Le président de la chaîne cryptée assure qu’elle retransmettra sur ses antennes l’intégralité des matches de Ligue des champions, Ligue Europa et Ligue Europa Conférence dont elle a obtenu les droits en France pour la période 2024-2027. SACHA NOKOVITCH (avec E.M.)
Maxime Saada, le président de Canal +, a réussi son coup. Mercredi, sa chaîne a raflé les droits de la nouvelle Ligue des champions, de la Ligue Europa et de la Ligue Europa Conférence pour 2024-2027. Satisfait, sans pour autant céder à l’euphorie, il revient sur cet appel d’offres à enjeux et évoque aussi la Ligue 1, Amazon et son conflit avec la Ligue de football professionnel (LFP).
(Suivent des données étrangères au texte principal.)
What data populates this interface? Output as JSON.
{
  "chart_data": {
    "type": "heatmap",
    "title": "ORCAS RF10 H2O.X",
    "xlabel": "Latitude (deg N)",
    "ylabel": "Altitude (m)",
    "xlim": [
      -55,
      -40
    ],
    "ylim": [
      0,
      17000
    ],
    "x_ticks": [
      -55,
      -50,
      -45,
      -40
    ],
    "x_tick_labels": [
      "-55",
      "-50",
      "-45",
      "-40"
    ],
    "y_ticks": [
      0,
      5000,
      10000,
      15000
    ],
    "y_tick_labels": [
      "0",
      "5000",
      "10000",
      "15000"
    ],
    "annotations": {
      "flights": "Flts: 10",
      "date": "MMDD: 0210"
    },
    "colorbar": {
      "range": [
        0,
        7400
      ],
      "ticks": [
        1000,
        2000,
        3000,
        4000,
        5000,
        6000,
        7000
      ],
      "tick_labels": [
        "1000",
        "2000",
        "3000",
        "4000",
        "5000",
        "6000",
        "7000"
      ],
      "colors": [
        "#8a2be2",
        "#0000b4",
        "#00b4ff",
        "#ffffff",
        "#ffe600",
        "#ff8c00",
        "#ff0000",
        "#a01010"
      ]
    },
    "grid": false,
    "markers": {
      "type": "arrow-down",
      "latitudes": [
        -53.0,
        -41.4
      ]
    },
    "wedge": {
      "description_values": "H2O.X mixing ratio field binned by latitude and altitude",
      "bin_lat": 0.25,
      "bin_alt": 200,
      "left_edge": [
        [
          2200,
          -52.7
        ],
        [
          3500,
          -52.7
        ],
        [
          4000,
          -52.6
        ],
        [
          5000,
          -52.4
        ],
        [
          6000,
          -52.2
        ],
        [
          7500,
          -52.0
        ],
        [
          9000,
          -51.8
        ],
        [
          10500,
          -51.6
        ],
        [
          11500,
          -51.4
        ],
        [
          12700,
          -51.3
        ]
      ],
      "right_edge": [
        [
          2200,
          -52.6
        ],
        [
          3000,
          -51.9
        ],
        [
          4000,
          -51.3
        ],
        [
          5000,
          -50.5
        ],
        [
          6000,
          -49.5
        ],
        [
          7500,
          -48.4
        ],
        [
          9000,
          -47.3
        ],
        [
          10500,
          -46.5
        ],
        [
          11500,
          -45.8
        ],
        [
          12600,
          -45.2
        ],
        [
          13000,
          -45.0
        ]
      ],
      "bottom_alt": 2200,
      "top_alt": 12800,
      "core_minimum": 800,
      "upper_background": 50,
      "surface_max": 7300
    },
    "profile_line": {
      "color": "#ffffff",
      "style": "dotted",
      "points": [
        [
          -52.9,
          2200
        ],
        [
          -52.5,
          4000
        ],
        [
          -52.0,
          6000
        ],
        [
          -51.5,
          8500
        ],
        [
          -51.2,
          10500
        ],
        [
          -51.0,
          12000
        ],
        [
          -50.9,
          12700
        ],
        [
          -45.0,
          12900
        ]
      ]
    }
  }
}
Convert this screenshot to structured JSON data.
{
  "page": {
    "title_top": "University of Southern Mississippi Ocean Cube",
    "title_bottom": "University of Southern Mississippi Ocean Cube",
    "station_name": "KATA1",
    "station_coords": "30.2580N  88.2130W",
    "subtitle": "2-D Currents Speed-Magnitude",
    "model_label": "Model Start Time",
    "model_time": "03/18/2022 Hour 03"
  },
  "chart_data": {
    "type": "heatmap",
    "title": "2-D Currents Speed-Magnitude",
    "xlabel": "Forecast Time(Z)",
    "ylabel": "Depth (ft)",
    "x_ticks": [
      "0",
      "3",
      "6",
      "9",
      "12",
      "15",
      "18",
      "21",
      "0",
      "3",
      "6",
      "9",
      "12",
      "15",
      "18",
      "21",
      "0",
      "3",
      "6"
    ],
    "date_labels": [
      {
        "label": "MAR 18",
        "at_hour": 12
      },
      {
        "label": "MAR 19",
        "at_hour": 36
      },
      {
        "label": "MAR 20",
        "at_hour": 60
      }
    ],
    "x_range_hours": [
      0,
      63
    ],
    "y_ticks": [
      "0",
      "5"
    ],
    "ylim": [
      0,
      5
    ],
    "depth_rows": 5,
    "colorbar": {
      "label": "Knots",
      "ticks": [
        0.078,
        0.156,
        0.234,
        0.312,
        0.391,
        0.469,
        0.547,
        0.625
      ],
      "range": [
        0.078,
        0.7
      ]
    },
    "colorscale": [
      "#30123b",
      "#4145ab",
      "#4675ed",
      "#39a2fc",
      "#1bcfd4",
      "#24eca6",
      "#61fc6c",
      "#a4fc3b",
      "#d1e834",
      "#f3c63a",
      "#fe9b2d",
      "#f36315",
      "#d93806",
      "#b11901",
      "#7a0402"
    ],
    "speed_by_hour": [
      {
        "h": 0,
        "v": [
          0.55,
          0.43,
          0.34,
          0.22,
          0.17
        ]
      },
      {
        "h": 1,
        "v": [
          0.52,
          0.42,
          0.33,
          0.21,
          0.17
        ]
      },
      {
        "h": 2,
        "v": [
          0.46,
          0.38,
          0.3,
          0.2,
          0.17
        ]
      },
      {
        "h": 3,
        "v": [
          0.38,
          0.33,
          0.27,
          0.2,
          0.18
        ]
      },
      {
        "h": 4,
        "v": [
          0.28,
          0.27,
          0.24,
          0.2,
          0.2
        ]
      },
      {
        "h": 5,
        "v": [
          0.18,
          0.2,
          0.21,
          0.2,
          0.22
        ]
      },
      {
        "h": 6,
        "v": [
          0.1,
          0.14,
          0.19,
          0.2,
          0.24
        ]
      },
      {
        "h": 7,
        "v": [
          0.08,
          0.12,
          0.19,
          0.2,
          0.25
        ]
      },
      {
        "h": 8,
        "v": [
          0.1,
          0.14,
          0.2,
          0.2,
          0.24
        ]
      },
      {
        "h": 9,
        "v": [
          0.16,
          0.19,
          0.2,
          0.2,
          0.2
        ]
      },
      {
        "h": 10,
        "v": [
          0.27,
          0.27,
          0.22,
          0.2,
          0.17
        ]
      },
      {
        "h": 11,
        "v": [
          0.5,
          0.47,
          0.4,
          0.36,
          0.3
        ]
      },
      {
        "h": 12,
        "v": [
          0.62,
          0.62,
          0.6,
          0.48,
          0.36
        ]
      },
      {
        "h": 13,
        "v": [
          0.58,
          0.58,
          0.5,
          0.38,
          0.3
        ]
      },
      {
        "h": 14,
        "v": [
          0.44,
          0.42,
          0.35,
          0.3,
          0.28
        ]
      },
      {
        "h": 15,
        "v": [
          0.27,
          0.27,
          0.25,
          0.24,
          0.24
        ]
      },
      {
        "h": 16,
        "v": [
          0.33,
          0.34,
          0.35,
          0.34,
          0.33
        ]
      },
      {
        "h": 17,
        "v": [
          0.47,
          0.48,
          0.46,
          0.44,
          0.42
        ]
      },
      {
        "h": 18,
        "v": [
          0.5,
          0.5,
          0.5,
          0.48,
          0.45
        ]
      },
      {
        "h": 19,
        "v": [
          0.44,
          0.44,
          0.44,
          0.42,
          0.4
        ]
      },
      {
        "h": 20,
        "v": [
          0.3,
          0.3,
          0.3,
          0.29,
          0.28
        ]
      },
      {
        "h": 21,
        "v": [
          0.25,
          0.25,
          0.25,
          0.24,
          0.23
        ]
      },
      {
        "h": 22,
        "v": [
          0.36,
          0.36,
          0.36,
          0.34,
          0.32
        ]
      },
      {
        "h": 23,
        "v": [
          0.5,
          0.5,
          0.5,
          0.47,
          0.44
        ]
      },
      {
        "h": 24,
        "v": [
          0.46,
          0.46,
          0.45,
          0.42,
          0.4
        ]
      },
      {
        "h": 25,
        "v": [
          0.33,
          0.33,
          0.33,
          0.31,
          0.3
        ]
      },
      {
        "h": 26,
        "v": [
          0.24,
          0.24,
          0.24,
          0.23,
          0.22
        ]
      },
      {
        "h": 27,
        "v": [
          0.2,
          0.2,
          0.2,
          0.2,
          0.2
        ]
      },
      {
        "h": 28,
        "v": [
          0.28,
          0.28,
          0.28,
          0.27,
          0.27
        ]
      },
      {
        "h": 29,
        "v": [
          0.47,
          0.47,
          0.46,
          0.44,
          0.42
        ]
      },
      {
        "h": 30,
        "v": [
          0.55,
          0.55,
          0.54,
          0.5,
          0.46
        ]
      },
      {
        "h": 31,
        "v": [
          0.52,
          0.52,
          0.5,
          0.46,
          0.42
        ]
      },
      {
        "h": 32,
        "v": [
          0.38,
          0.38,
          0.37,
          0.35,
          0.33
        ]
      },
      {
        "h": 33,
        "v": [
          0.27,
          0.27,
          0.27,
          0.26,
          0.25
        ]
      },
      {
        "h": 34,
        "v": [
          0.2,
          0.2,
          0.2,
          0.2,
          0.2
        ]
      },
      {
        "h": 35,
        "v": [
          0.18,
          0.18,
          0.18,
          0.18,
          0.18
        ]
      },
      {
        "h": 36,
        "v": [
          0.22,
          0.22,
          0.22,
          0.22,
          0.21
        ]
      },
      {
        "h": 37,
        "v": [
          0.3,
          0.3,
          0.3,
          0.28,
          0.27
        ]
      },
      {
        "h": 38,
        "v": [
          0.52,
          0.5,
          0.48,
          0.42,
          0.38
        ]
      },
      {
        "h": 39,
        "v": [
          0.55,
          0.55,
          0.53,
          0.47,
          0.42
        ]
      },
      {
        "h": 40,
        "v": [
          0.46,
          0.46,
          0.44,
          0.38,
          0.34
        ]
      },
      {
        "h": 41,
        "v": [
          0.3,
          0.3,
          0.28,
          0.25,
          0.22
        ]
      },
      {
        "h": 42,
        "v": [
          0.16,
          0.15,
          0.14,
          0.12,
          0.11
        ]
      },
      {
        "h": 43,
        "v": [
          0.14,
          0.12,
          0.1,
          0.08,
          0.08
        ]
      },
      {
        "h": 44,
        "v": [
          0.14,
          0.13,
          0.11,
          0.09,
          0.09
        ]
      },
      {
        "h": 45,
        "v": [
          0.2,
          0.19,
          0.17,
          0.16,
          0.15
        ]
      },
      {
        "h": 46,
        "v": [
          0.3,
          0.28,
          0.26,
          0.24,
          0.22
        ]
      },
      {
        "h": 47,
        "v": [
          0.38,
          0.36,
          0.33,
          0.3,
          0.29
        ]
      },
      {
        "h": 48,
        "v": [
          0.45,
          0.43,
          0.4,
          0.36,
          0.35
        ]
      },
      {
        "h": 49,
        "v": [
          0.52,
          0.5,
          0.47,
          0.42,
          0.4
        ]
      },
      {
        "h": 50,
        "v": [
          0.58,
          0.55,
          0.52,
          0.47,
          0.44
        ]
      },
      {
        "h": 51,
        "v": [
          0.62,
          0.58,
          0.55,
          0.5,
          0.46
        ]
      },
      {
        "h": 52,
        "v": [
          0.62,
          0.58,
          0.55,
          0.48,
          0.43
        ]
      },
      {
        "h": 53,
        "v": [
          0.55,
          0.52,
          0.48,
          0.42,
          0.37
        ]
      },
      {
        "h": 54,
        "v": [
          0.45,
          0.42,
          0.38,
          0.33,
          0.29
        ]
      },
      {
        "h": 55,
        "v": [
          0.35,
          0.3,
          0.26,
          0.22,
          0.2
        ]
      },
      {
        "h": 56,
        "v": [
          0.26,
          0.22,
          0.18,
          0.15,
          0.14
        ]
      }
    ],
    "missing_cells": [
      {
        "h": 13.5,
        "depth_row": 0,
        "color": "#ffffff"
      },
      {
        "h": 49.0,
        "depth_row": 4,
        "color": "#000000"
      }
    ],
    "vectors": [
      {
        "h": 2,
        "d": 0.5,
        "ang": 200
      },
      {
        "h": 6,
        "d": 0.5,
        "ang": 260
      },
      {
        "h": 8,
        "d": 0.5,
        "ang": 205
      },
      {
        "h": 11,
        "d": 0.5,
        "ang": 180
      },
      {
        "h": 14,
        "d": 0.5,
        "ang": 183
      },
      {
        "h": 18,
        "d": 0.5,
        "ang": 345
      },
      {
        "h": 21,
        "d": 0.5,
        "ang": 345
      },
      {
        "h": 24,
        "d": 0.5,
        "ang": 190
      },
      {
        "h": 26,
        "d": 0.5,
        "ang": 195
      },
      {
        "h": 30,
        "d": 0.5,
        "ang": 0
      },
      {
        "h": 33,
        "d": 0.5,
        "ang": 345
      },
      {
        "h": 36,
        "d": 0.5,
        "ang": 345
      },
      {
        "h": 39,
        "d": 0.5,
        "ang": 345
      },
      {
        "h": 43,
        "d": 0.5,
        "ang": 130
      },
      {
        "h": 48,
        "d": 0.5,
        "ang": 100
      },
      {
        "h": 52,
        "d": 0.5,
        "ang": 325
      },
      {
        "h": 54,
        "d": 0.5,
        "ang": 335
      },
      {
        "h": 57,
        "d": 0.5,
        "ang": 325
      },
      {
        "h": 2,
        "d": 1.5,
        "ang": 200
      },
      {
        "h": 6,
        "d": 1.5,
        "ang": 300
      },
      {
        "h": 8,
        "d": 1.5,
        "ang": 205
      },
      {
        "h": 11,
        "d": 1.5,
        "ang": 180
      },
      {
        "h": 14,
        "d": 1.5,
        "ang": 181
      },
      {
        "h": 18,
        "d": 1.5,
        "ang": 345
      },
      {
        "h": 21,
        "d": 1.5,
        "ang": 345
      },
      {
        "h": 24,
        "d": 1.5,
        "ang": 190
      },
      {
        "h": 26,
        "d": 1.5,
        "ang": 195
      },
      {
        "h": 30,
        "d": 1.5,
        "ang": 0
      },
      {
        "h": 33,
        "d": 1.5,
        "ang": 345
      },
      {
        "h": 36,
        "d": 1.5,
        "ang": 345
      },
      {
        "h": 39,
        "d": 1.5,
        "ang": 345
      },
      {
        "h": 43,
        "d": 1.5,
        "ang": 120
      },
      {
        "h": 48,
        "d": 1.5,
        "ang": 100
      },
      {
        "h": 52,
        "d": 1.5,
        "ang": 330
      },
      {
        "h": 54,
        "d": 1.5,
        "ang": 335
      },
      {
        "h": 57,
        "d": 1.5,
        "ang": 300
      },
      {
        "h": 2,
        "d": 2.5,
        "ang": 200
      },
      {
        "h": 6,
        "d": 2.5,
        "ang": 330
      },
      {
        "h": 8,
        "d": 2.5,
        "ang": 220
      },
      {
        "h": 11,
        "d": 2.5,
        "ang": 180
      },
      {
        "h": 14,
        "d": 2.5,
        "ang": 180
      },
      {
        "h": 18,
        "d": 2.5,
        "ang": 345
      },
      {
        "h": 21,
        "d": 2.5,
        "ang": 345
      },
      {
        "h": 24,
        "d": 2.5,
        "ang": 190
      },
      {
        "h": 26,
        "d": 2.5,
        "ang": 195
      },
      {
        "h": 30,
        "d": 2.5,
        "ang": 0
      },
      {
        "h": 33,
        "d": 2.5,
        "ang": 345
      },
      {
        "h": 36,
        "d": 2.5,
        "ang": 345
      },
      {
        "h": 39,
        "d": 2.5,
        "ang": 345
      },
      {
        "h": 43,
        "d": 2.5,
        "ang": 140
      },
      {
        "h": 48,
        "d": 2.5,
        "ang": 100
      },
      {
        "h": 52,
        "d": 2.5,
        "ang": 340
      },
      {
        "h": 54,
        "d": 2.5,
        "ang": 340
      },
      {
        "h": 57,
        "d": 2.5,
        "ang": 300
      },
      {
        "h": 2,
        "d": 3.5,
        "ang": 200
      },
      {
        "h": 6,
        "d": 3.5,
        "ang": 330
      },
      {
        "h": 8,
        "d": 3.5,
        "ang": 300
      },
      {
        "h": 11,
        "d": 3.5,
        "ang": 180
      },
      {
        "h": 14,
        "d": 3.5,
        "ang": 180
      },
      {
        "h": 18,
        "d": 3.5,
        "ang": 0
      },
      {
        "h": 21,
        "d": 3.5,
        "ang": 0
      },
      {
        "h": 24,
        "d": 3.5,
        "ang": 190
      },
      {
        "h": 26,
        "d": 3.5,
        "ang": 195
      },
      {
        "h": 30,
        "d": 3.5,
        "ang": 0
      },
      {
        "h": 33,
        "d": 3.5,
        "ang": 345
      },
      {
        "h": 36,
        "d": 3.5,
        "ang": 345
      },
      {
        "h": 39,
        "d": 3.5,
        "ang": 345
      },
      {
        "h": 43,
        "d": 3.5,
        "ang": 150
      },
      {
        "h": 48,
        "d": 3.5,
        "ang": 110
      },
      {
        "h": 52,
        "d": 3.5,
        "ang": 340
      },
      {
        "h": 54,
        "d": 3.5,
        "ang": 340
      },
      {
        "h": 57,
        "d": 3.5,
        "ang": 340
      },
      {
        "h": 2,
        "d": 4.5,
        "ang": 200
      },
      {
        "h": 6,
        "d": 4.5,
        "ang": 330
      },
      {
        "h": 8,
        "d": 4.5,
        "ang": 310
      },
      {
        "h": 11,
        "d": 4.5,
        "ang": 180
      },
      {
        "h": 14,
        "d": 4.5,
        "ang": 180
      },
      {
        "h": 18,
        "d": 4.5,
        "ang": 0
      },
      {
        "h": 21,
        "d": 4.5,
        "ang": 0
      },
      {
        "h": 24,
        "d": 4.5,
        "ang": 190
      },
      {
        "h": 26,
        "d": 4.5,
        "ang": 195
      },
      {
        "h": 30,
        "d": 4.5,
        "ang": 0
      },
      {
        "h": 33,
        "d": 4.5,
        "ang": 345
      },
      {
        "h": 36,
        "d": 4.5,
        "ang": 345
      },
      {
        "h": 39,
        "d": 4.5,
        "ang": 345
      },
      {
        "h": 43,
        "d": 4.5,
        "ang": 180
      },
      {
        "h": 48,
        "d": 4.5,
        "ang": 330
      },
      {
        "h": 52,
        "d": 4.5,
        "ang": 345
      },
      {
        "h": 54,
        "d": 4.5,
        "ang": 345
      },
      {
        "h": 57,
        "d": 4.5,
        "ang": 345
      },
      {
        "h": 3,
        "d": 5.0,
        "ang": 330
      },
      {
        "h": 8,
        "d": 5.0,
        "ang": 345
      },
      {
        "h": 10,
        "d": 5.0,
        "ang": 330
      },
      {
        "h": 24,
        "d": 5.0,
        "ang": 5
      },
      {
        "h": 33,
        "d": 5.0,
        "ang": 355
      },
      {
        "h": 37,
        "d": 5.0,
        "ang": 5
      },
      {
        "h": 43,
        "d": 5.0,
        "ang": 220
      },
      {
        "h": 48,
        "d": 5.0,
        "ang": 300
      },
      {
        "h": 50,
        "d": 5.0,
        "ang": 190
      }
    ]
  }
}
« Qu’est-ce qui vous a poussé à miser 476 M€ par saison pour les droits des trois Coupes d’Europe dont 450 M€ pour la seule C1 ? Je ne veux pas confirmer ces montants… C’est simple, nous voulons la crème de la crème sur Canal +. Par le passé, il y avait un abonnement par foyer. Il fallait être cet abonnement et donc proposer tout ce qui pouvait satisfaire les abonnés. Aujourd’hui, on a en moyenne trois offres de chaînes et plateformes payantes par foyer et avec beaucoup plus de concurrence. Il faut donc proposer une offre de contenus très puissante, avec le meilleur de chaque thématique, de chaque discipline, de chaque compétition. Et pour nous, le meilleur c’est la Ligue des champions.
Mais là, vous avez acquis tous les matches des trois compétitions… C’est vrai, mais la Ligue des champions, c’est l’essentiel de la somme. Sur Canal +, elle nous offre les plus grosses audiences cette saison, avec une moyenne de 1,6 million de téléspectateurs, et un pic à 2,94 millions lors de PSG - Real Madrid (1-0, le 15 février). Quand vous frôlez, à un moment du match, les 3 millions, en étant en co-diffusion avec RMC Sport, vous savez que cet événement touche un maximum de monde. Il n’y a pas d’équivalent ! La Ligue des champions arrive aussi en tête de la satisfaction de nos abonnés et comme motivation à l’abonnement avec engagement.
Aviez-vous incité l’UEFA à lancer son appel d’offres le plus tôt possible en leur promettant de miser gros ? Nous ne promettons jamais une mise mais oui, nous avons demandé à ce que cela intervienne assez tôt. D’ailleurs, Amazon avait a priori le même souhait.
Quel était l’intérêt ? De donner de la visibilité. Dire à nos abonnés “vous avez encore a minima cinq saisons de Ligue des champions sur Canal +” , c’est une force. Nous aurions même aimé un contrat de cinq ans, mais l’UEFA ne l’a pas souhaité.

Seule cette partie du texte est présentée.